LES CRAMÉS DE LA BOBINE

"Au revoir" du cinéaste iranien Mohammad Rasoulof

samedi 27 août 2011 par Claude

Cet été, le festival de Prades, qui s’est déroulé du 15 au 22 juillet, a proposé deux superbes films iraniens, dont "Au revoir’ de Mohammad Rasoulof. Ce film, présenté dans la section "Un certain regard" au festival de Cannes 2011 et reconnu par le prix de la mise en scène, a d’autant plus de prix à nos yeux d’Occidentaux que le jeune cinéaste a été condamné avec Jafar Panahi à six ans de prison et à vingt ans d’interdiction de tourner et de quitter l’Iran : libéré en attendant le jugement de son appel, mais risquant à nouveau le même temps de réclusion, il est parvenu à tourner ce film dans des conditions semi-clandestines : avec un budget très serré, une équipe technique très réduite, une caméra numérique achetée à petit prix, le monteur et plusieurs comédiens de renom acceptant de travailler à titre gracieux, un scénario aménagé pour amadouer la censure, en pure perte - il aura fallu le soutien de la Maison du cinéma, une institution indépendante, pour obtenir un visa de tournage !
La reconnaissance internationale du film et sa sortie dans nos salles peuvent-ils apaiser le régime de Mahmoud Ahmadinjab ? Cela semble mal parti : le prix cannois a été ressenti là-bas comme une trahison, une entreprise de défiguration et de démoralisation de l’Iran ; l’œuvre n’a évidemment reçu aucun visa d’exploitation et la haine qu’elle suscite est telle que de faux synopsis circulent pour décourager les spectateurs d’aller la découvrir : intox’ et propagande se déchainent contre une création qui se veut pourtant apolitique, centrée sur la vie quotidienne d’une avocate, privée de licence, qui vit seule, son mari journaliste se cachant dans le sud comme conducteur de grue, et, enceinte, tente de fuir son pays..."Mes films peignent la vie et les situations complexes qui nous entourent. C’est l’intolérance et la précipitation des autorités du cinéma iranien qui donnent une dimension politique à ces situations simples" ; mais, dans un pays totalitaire, tout est politique : "chaque réaction, chaque critique sera considérée comme un geste politique" : lors du précédent tournage, les membre du ministère de la Sureté n’avaient-ils pas arrêté toute l’équipe du film ?

Ce film est d’une rare force et d’une grande sobriété, comme si la modestie des moyens et les entraves à la création rendaient le cadre plus noir, avec ses couloirs sans fin, ses vitres sans tain, son appartement brutalement privé d’ordinateur et d’antenne satellite et ce bureau des passeports où le sésame est indéfiniment, interminablement quêté devant une photo de la tour Eiffel quelque peu ironique...Le huis clos n’en est que plus étouffant et le propos plus intense, d’autant que l’héroïne au combat solitaire, sobre et déterminée, est sans cesse présente à l’écran. Il s’agit bien d’une tragédie, d’un destin plus fort que les êtres qui se débattent, d’un déchirement entre le courage ou la fuite (mais de quel côté au juste se situe le courage ?), entre l’acceptation silencieuse et le renoncement muet à toutes ses attaches : quel silence coute le plus cher ? Vit-on pour soi, pour sa conscience ou pour les autres, pour son pays ?

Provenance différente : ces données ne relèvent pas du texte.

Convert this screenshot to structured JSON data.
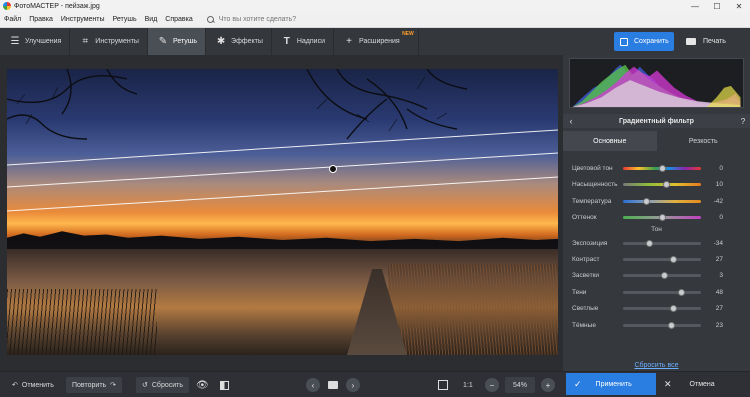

A cette volonté de partir, que nous suivons presqu’en temps réel, s’ajoute, dans le tempo de l’intimité, un choix personnel : garder l’enfant ou avorter, sans soutien d’aucune sorte (pas même une mère singulièrement froide, comme absente), que des entraves politiques ou administratives...

Un film à voir absolument, sur la soif de liberté et sur un combat sans fin.